Zgłosił policji awanturę u sąsiadów, której... nie było
Pszczyna | 05.12.2016, 09:03 |
Złośliwości i swawole mogą słono kosztować 32-latka z Pszczyny, który wywołał niepotrzebne czynności policjantów. Zaalarmował dyżurnego o potrzebie przeprowadzenia interwencji u awanturujących się sąsiadów. Okazało się, że nic takiego nie miało miejsca, a wskazany w informacji adres pokrywał się z numerem telefonu zgłaszającego.
Zaskakujące sytuacje to codzienność dla pszczyńskich policjantów. Dokładnie z takim przykładem mieli do czynienia podczas interwencji 1 grudnia.

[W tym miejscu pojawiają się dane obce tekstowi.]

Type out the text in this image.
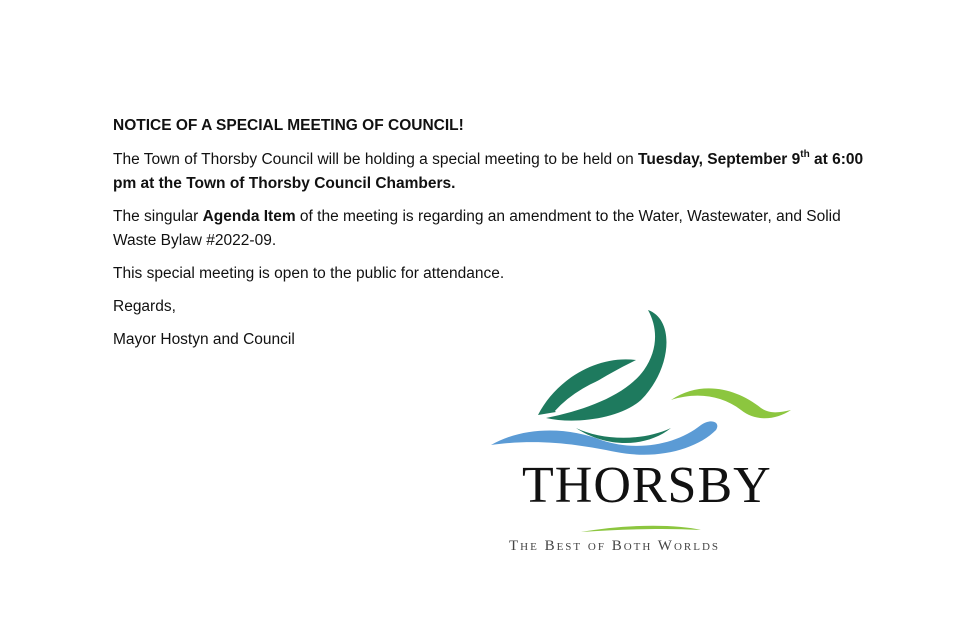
NOTICE OF A SPECIAL MEETING OF COUNCIL!

The Town of Thorsby Council will be holding a special meeting to be held on Tuesday, September 9th at 6:00 pm at the Town of Thorsby Council Chambers.

The singular Agenda Item of the meeting is regarding an amendment to the Water, Wastewater, and Solid Waste Bylaw #2022-09.

This special meeting is open to the public for attendance.

Regards,

Mayor Hostyn and Council

THORSBY
The Best of Both Worlds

Mundurowi jechali na miejsce awantury domowej u sąsiadów zgłaszającego. Nie spodziewali się, że zamiast hałaśliwej gromadki osób zastaną jedynie samotnie przebywającego w mieszkaniu mężczyznę.
Na początku nie wiedzieli, że owym mężczyzną jest sam zgłaszający. Poza tym, zastany na miejscu lokator zastrzegał się, że nic nie wie o żadnej awanturze i nie ma pojęcia, dlaczego został wezwany patrol policji.
Sprawa wyjaśniła się po wykonaniu telefonicznego połączenia na posiadany przez dyżurnego numer zgłaszającego. Okazało się, że dzwonił telefon zaskoczonego wizytą policjantów mężczyzny.
32-latek musi teraz liczyć się z konsekwencjami swojego nieodpowiedzialnego zachowania. Należy pamiętać, że zgodnie z kodeksem wykroczeń tego typu żarty mogą kosztować nawet 2 500 zł.